Sharp (Poetic) Turns
Voltage Poetry [has] been publishing a sharp series of short essays, for the most part on individual poems and how they use the traditional poetic volta or turn.
Sweet find here from the Uut Poetry tumblr : the Voltage site.
The Volta, or turn, is probably my favorite part of a poem. It’s the animating point, traditionally in sonnets, but in other/all forms of poetry since, where a poem moves from a flat description to a multi-dimensional ‘living thing’.
Whether through a change in thought direction, reason, or other, the poem comes alive in the volta and reveals itself. It gives the poem *snap*, like riding the Mind Scrambler at an amusement park (my favorite ride too) - the most exciting part is when your cart has slacked all the way out as far as it can, and a force snaps you shooting directly through the middle of other carts racing around.
An example of a volta in poetry would be like in Dylan Thomas’ ‘Do Not Go Gently Into That Good Night’ when after listing how wise men, wild men, good men, and grave men should rage against the dying of the light, Thomas takes us to the final stanza and opens it with an address to his own father (who was dying in real life)
And you, my father, there on the sad height,
curse, bless, me now with your fierce tears, I pray
Do not go gentle into that good night.
Rage, rage against the dying of the light.
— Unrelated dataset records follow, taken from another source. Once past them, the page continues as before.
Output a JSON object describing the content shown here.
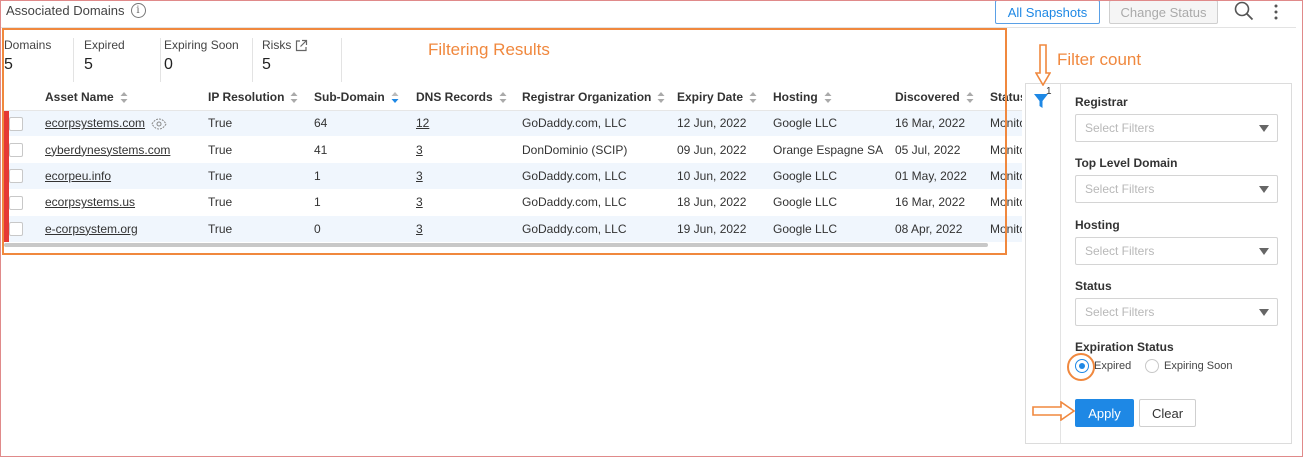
{
  "header": {
    "title": "Associated Domains",
    "all_snapshots_label": "All Snapshots",
    "change_status_label": "Change Status"
  },
  "stats": [
    {
      "label": "Domains",
      "value": "5"
    },
    {
      "label": "Expired",
      "value": "5"
    },
    {
      "label": "Expiring Soon",
      "value": "0"
    },
    {
      "label": "Risks",
      "value": "5"
    }
  ],
  "annotations": {
    "filtering_results": "Filtering Results",
    "filter_count": "Filter count"
  },
  "table": {
    "columns": [
      "Asset Name",
      "IP Resolution",
      "Sub-Domain",
      "DNS Records",
      "Registrar Organization",
      "Expiry Date",
      "Hosting",
      "Discovered",
      "Status"
    ],
    "rows": [
      {
        "asset": "ecorpsystems.com",
        "ip": "True",
        "sub": "64",
        "dns": "12",
        "registrar": "GoDaddy.com, LLC",
        "expiry": "12 Jun, 2022",
        "hosting": "Google LLC",
        "discovered": "16 Mar, 2022",
        "status": "Monitored"
      },
      {
        "asset": "cyberdynesystems.com",
        "ip": "True",
        "sub": "41",
        "dns": "3",
        "registrar": "DonDominio (SCIP)",
        "expiry": "09 Jun, 2022",
        "hosting": "Orange Espagne SA",
        "discovered": "05 Jul, 2022",
        "status": "Monitored"
      },
      {
        "asset": "ecorpeu.info",
        "ip": "True",
        "sub": "1",
        "dns": "3",
        "registrar": "GoDaddy.com, LLC",
        "expiry": "10 Jun, 2022",
        "hosting": "Google LLC",
        "discovered": "01 May, 2022",
        "status": "Monitored"
      },
      {
        "asset": "ecorpsystems.us",
        "ip": "True",
        "sub": "1",
        "dns": "3",
        "registrar": "GoDaddy.com, LLC",
        "expiry": "18 Jun, 2022",
        "hosting": "Google LLC",
        "discovered": "16 Mar, 2022",
        "status": "Monitored"
      },
      {
        "asset": "e-corpsystem.org",
        "ip": "True",
        "sub": "0",
        "dns": "3",
        "registrar": "GoDaddy.com, LLC",
        "expiry": "19 Jun, 2022",
        "hosting": "Google LLC",
        "discovered": "08 Apr, 2022",
        "status": "Monitored"
      }
    ]
  },
  "filter_panel": {
    "count": "1",
    "groups": [
      {
        "label": "Registrar",
        "placeholder": "Select Filters"
      },
      {
        "label": "Top Level Domain",
        "placeholder": "Select Filters"
      },
      {
        "label": "Hosting",
        "placeholder": "Select Filters"
      },
      {
        "label": "Status",
        "placeholder": "Select Filters"
      }
    ],
    "expiration_status": {
      "label": "Expiration Status",
      "options": [
        {
          "label": "Expired",
          "selected": true
        },
        {
          "label": "Expiring Soon",
          "selected": false
        }
      ]
    },
    "apply_label": "Apply",
    "clear_label": "Clear"
  },
  "colors": {
    "accent": "#1e88e5",
    "annotation": "#f0883e",
    "row_marker": "#e53935",
    "row_stripe": "#f0f6fd"
  }
}
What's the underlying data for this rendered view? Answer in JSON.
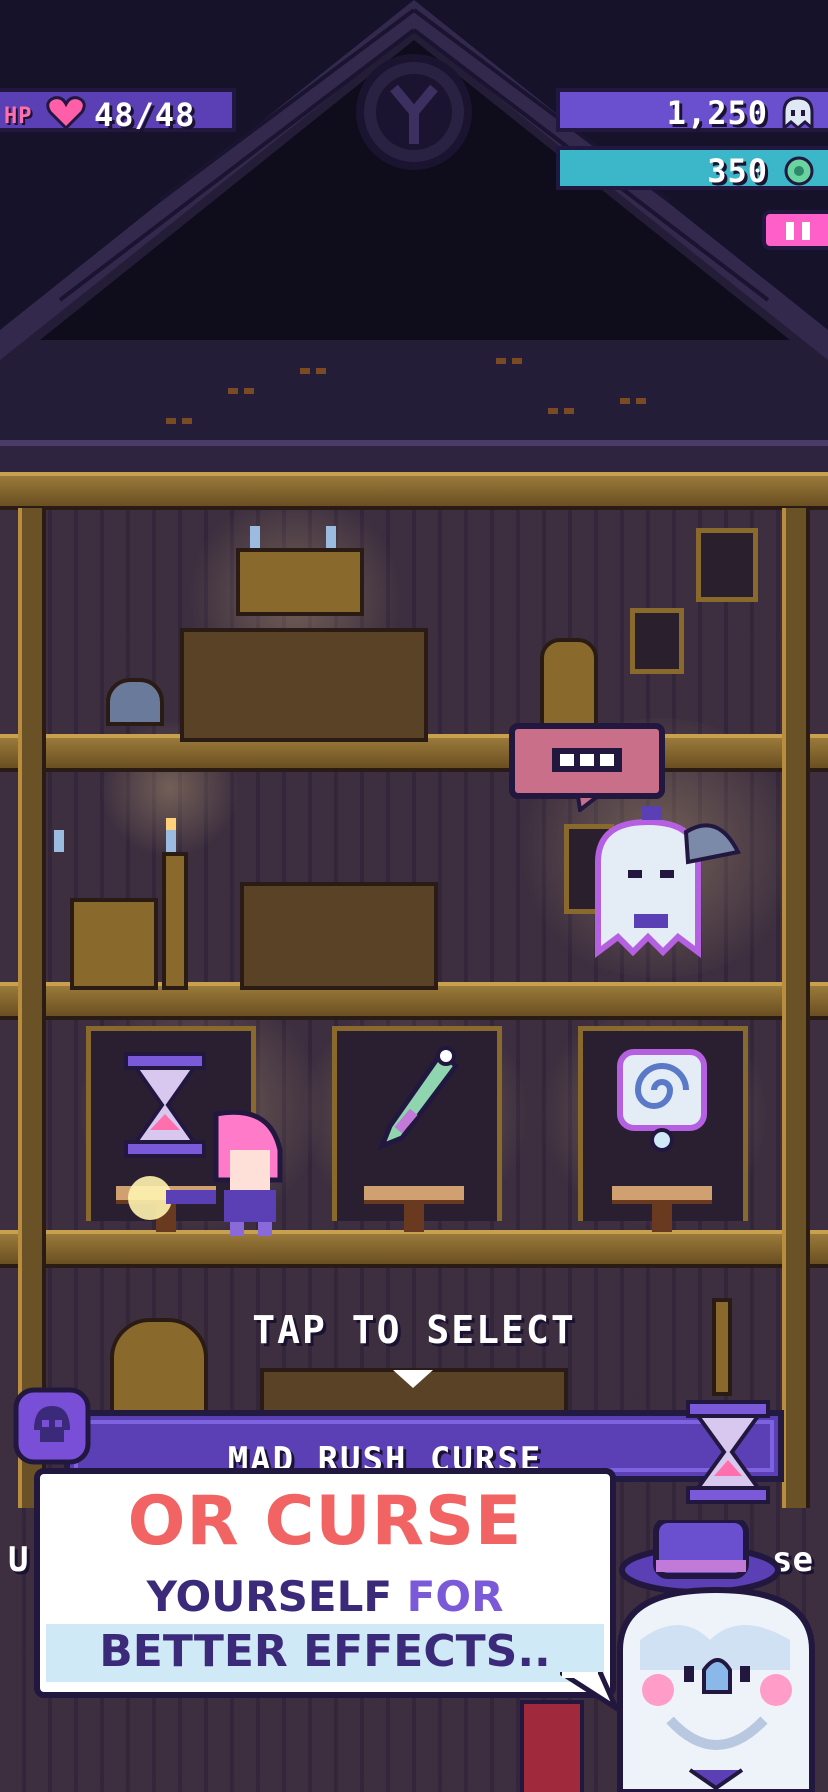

Damn! such grief and pain, huh? Without the volta, that address to a specific person, a father, his father, being so strong, will this poem still be so moving? Hard to say obviously - Thomas was a master - but I wish contemporary poets worked harder to craft closer to the volta. The charge would be terrific, even on Tumblr. When you hear a poem, or read a poem, and it animates your brain, or fortifies something in your beliefs, why not ask yourself why? Or even how? Why not work on your craft? It’s not homework. It’s not a bad thing, but can’t we all be better?
Here’s another good volta, moving from anger (waking up the dead) to piety (‘but let them sleep lord’); this time an old holy sonnet by John Donne:
At the round earth’s imagin’d corners, blow
Your trumpets, angels, and arise, arise
From death, you numberless infinities
Of souls, and to your scatter’d bodies go;
All whom the flood did, and fire shall o’erthrow,
All whom war, dearth, age, agues, tyrannies,
Despair, law, chance hath slain, and you whose eyes
Shall behold God and never taste death’s woe.
But let them sleep, Lord, and me mourn a space,
For if above all these my sins abound,
‘Tis late to ask abundance of thy grace
When we are there; here on this lowly ground
Teach me how to repent; for that’s as good
As if thou’hadst seal’d my pardon with thy blood.